Tuesday, March 3, 2009

Surreal Story

Nate Kamiya
Tony Barnstone
ENG 302
3/3/09

Story #7

It was inexplicable. There was no explaining it. It had no accountability. They say you don’t ever forget where you were when you find out something like this. Honestly, I don’t remember where I was. I could have been trying to stay awake during International Governments or dribbling oatmeal out of the corner of my mouth in the CI. I just remember that people everywhere were talking about it. There were impromptu runners coming to all of the classrooms to make sure we all knew what had happened, say hi to the people they knew, and then have an awkward moment as they tried to extract themselves so they could tell another room the news: President Herzberger had turned into a grape.

According to the QC, it was sometime between the hours of one and three in the afternoon (I guess no one was keeping track because there was such a panic). Once the initial hysteria had settled down and everyone realized that she was in fact O.K., if a bit smaller, a kind of amicability set in. So she was a grape? Who cared. This was a West Coast liberal arts campus. Stranger things had happened, right? We should all just be accepting. After all, she still seemed to be the same Herzberger everyone had always known. By mechanisms mysterious to the staff of the health center, she was still capable of locomotion—some internal impetus rolling her in whichever direction she pleased. And, through equally mysterious means, she was still able to speak, quite normally. In fact, close friends and family said she sounded just as she always had to them, if a bit quieter (you had to lean in very close to catch everything).

Granted, though great efforts were made to maintain a level of normalcy, certain subtle, if noticeable changes were made. Grapes, grape juice, and raisins were taken off the menu at the CI and The Spot. A work study student was hired to sign documents and type emails for Whittier’s First Grape. Students and faculty were cautioned to pay extra heed to where they placed their feet, lest the unthinkable should happen. Herzberger’s “Walk and Talks” became “Talk and Rolls.” Our school has an affinity for uncatchy puns. Probably other things changed too, but I can’t say I really was paying all that much attention.

For a while, though, the rest of the world was. The campus was in something of a daze after a 72-hour onslaught by the 24-hour news. Herzberger herself made all the rounds—Leno, Tyra, even a memorable exchange with Stephen Colbert—talking about the changes in her daily life, the support from everyday people, and all the while promoting the college. But the attention dried up quickly, and though there was a surge in touring prospies, eventually that seemed to dry up too.

And, in the absence of any revelation from the basements of the Stauffer Science building as to the nature of what exactly happened, the collective (if fractured) consciousness of the campus began looking for its own answers. Everyone had their own idea about what had happened, and if you didn’t have one of your own, then you found someone else’s to latch onto and defended it like it was your own. My personal favorite was that it had to do with a particularly potent serving of meatloaf from Bon Appétit. When it was discovered that she had in fact lunched at the California Grill that fateful day, that one was grudgingly laid to rest, but there were more to take its place. Too many to type out, but certainly a lot.

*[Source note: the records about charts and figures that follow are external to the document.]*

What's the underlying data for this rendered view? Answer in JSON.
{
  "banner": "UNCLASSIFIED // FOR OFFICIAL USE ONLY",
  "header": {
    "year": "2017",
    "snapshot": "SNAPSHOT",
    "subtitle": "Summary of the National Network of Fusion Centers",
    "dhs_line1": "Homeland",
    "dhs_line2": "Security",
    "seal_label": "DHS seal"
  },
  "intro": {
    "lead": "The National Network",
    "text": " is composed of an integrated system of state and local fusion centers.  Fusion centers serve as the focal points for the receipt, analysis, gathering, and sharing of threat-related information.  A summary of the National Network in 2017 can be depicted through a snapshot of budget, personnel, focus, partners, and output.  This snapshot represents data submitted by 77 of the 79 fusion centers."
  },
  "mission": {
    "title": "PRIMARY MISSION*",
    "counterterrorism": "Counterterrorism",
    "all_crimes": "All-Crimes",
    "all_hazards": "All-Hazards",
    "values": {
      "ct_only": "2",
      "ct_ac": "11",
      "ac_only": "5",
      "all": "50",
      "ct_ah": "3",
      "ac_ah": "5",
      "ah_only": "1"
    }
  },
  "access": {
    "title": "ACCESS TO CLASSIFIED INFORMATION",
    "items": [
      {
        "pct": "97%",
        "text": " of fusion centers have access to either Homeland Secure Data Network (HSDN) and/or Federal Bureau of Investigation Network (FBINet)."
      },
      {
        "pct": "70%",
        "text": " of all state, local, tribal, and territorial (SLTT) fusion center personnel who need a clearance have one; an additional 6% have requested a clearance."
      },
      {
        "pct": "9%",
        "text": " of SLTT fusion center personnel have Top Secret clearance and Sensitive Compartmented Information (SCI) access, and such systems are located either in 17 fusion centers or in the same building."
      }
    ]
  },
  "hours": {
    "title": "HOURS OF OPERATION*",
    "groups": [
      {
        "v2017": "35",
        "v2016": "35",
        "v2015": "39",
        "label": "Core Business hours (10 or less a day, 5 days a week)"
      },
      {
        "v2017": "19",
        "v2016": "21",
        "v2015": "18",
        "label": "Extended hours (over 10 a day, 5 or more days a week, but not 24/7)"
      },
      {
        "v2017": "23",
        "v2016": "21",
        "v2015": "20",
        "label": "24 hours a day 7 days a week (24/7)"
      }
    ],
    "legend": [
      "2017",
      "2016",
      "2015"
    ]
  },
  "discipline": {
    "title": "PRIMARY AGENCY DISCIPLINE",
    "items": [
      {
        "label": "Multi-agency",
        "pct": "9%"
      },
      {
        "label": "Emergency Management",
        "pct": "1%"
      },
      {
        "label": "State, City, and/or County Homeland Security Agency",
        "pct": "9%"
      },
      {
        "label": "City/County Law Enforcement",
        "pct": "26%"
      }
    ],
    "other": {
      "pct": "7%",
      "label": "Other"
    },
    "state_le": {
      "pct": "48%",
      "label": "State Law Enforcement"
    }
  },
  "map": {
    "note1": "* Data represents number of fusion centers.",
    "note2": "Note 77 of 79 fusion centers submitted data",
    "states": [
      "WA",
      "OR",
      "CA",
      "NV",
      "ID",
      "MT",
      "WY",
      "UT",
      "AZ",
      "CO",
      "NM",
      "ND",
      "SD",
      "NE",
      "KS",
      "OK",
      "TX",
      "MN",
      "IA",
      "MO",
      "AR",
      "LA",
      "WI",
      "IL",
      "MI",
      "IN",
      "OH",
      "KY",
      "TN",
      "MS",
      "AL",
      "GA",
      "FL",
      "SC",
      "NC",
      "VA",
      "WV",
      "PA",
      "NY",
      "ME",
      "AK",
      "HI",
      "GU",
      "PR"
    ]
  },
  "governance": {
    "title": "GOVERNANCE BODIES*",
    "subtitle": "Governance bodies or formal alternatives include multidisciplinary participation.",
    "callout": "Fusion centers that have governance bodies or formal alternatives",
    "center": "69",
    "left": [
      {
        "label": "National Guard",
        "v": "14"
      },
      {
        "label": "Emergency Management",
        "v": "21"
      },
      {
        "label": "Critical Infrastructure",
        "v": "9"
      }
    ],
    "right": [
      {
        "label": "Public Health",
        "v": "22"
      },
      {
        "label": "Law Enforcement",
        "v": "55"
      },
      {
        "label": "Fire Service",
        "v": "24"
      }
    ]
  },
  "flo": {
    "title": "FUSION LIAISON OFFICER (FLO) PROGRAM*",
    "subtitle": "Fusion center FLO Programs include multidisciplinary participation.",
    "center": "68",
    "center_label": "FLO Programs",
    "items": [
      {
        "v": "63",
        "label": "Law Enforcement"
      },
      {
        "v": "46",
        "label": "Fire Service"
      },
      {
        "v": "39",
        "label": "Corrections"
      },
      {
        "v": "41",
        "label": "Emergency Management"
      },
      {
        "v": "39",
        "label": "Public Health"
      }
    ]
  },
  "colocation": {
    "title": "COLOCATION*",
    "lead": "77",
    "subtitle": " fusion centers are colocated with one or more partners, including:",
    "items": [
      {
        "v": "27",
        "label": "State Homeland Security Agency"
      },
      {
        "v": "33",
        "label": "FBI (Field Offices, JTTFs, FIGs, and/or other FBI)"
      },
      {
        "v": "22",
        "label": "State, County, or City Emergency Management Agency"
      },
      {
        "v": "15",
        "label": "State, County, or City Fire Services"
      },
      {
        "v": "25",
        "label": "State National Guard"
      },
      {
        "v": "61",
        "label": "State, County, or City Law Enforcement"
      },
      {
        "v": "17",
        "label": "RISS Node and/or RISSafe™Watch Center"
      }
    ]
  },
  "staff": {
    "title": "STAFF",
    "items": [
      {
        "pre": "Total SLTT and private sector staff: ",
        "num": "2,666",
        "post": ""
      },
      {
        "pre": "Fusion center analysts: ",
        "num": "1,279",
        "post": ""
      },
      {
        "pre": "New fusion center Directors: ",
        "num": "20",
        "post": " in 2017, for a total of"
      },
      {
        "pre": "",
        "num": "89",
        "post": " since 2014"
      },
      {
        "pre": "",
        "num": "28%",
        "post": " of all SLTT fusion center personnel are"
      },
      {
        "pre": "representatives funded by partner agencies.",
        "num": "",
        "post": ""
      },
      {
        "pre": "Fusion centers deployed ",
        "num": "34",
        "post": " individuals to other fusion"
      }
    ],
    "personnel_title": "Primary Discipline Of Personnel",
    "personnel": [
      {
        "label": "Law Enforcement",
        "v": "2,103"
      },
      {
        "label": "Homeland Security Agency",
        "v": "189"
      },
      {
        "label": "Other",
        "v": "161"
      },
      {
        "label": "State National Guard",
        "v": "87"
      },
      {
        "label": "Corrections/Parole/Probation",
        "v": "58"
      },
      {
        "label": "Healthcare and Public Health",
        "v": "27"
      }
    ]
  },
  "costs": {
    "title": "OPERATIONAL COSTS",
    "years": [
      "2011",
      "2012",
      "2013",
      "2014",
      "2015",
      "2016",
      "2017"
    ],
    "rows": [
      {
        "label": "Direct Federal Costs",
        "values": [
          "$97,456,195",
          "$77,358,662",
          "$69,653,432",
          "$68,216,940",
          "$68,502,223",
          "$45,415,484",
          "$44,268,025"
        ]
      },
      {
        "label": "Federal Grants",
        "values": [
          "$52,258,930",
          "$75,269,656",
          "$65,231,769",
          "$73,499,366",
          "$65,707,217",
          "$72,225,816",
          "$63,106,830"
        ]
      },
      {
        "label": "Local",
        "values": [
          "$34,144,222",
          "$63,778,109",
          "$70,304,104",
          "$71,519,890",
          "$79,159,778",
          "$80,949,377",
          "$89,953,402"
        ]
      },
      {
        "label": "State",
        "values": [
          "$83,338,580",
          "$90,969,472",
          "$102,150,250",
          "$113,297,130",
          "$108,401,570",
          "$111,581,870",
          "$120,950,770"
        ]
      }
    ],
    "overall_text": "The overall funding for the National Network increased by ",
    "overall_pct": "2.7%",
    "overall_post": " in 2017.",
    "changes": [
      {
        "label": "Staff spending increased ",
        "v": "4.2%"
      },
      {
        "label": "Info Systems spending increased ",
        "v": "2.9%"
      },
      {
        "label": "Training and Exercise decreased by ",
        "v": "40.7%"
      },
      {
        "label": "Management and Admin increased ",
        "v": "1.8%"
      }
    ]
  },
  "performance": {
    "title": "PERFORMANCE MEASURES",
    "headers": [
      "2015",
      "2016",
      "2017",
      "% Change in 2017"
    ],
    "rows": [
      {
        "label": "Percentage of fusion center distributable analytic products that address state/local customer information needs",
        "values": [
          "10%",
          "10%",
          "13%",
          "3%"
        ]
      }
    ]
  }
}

And when everyone got tired of that, then it was time to give the whole thing meaning. If you were in the science building, you probably thought the whole thing was the definitive proof that dark energy did in fact exist, or was evidence of a universe parallel to our with which we had briefly intersected. To the Democratic Club, it was karma for the sins of Nixon, and meant that the college should have done more to exorcise his tarnished image, while the Republican Club claimed it was divine retribution by Nixon’s angry spirit, and meant that the college should have done more to defend his tarnished image. If you went to the weekly yoga sessions it was probably just some kind of cosmic hiccup, a transformation that happened midway through rather than at the end of the cycle.

And if you were here in Hoover, you had to write about it. In the last two weeks alone, there have been sonnets, monologues, one act plays, screenplays, short stories, flash fiction, novellas, slam poetry, each one with some new angle. One girl even teamed up with the music department to make a musical where everyone turned into some kind of fruit. It was some kind of political thing about our complacency as humans. And because apparently I have something to say, that’s my assignment too. Somewhere in here there’s a narrative. A one-to-four-page story that tidily sums up the whole person-to-grape affair. Character development. Maybe even romance. And lessons to be learned. Not sure what. Anyways, it’s all in here. I don’t know where, but it’s here. All I do know is that I don’t remember most of what happened anyways, and I need to print this. So if this means anything, it’s that I want to pass ENG 302.